Bölüm biraz kısa oldu kusura bakmayın gençler. Bayram nedeniyle bir kaç gün yazamayabiliriim. şimdiden herkese iyi bayramlar. :)
yorum ve votelerinizi beklerim...
Katy…
Resmen kapı dışarı edilmiştim hem de öz kardeşim tarafından! Bu ne kadar sinirlerimi bozsa da sakin kalıp bir şeyler yapmam gerekiyordu. Danny yine sinirlerine hakim olamayıp olayı abartmıştı. Aklıma gelen tek fikirle Tunç’un evine doğru ilerledim. Ne kadar korksam da Ece için bir şeyler yapmam gerekiyordu. Zile bir iki kez basıp beklemeye başladım.
“ Oo. Katy. Seni beklemiyordum. Hadi geç içeri dedi şaşkınlıkla. Lanet olsun onun yüzünden elim hala sargıdaydı ve işin kötü tarafı o morluk daha da iğrençleşiyordu.
“ Kapıda mı dikileceksin hadi!” diyip elimden tutarak içeri sokmuştu. Evi bir erkeğe göre oldukça düzenliydi. Fazla eşyası olmamasına rağmen bu göze çarpmıyordu.
“ Iıı. Şey Tunç. Ben şey için geldim” heyecanlanınca hep böyle oluyordu!
“ evet?”
“ Şey Ece bana mesaj attı hemen yanıma gel diye sanırım kötüydü. Bende hemen çıkıp geldim ama Danny beni içeri almadı. Sanırım kavga ediyorlardı ve Ece gerçekten kötü gözüküyordu!”
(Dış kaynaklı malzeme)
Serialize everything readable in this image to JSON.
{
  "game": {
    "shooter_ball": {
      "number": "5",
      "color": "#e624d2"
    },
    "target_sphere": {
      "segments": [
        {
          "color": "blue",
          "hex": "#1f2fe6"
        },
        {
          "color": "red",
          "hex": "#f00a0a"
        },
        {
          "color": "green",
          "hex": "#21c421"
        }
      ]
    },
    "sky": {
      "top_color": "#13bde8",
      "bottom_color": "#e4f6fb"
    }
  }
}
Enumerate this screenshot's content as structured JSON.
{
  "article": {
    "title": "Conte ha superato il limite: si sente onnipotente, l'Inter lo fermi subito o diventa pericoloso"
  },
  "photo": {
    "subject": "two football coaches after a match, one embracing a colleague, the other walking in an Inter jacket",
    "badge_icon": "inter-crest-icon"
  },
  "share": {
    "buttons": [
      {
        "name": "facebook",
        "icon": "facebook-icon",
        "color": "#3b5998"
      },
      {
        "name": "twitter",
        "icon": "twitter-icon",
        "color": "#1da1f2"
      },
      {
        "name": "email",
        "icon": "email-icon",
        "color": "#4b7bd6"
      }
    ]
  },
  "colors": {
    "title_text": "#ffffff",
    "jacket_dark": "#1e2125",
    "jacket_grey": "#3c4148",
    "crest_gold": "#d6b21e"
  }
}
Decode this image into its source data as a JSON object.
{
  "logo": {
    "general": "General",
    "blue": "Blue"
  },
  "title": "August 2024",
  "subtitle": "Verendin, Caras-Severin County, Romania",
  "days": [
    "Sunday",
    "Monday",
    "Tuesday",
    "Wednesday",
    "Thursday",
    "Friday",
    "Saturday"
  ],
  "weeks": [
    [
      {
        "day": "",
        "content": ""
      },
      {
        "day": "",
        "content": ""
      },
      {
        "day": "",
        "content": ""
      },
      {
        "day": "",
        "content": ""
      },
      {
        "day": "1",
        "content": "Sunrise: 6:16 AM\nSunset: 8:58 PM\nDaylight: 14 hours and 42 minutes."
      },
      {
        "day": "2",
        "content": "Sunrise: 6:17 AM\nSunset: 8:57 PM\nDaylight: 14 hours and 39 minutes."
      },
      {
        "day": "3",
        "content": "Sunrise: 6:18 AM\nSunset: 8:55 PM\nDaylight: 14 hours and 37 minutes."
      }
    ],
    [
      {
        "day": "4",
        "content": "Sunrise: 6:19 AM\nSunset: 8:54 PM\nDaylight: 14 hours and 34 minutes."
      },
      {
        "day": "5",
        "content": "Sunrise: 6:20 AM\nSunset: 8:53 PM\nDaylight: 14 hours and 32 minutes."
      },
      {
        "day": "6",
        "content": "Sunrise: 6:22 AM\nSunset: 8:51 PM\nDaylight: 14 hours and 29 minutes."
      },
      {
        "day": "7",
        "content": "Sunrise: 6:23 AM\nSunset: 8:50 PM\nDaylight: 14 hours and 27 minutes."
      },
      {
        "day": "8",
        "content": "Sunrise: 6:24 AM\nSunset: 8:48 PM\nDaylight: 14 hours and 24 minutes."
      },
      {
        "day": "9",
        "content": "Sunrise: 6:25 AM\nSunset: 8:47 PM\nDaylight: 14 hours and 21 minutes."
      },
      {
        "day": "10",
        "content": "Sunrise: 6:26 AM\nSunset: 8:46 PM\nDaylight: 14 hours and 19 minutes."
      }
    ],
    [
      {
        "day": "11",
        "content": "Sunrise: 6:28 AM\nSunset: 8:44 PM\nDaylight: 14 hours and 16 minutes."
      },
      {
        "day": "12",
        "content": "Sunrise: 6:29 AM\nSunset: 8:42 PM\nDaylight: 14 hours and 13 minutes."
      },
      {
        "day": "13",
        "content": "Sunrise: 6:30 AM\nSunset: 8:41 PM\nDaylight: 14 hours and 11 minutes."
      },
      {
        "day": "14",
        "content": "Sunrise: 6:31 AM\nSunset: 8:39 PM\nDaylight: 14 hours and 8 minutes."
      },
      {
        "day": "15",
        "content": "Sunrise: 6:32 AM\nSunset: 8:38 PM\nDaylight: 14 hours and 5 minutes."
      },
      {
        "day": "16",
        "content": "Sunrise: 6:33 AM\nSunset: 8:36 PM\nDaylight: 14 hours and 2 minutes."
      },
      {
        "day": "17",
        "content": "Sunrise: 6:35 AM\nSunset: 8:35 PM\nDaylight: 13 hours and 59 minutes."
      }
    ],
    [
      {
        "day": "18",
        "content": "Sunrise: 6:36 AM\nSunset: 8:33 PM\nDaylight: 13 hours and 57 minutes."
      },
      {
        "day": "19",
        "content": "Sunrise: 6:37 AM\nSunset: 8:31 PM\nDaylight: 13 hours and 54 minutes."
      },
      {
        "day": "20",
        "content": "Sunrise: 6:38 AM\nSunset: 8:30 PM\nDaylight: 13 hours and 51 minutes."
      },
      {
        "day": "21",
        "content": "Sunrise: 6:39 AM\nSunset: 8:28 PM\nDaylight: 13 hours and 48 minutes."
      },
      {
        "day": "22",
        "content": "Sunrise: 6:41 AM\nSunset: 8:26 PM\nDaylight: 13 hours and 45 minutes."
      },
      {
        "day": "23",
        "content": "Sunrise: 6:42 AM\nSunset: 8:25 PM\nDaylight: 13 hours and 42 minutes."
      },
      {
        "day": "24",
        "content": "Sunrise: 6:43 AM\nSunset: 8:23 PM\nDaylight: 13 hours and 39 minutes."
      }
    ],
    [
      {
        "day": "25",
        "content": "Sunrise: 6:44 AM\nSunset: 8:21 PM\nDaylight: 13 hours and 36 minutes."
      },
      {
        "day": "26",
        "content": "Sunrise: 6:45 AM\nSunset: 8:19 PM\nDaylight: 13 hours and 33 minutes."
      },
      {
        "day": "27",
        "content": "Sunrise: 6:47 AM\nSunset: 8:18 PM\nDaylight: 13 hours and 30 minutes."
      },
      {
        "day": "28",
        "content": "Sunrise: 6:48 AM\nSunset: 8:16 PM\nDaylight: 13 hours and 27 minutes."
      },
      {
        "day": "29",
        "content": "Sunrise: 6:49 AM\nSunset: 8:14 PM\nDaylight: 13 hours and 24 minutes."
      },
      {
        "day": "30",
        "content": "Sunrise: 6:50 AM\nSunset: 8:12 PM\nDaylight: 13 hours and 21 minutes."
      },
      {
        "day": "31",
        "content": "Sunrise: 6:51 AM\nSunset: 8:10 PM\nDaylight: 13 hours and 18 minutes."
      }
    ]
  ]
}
“ O ikizin son zamanlarda sınırını fazla zorluyor” dedi sinirle. Haklıydı. Gerçekten abartıyordu artık.
“ Bekle bir saniye bakalım ne yapıyorlar” diyip pencereye yaklaştı. Bende arkasından gidip camın kenarında durdum. Konuşuyorlardı. Sakinlerdi. Önemli olanda Danny sakindi.
“ Halletmişler sanırım” dedim gülümseyerek.
“ Öyle gözüküyor.” Oturduğumuz koltuğa geri dönüp çantamı elime aldım.
“ ben gideyim artık. İyi geceler Tunç” diyip kapıya yöneldim.
“ Hey! Dur bakalım.! Seni bu saatte eve yollayacağımı mı düşüyorsun?”
“ Gidebilirim”
“ Hayır tatlım üzgünüm. Hiçbir yere gitmiyorsun. Bu gece buradasın”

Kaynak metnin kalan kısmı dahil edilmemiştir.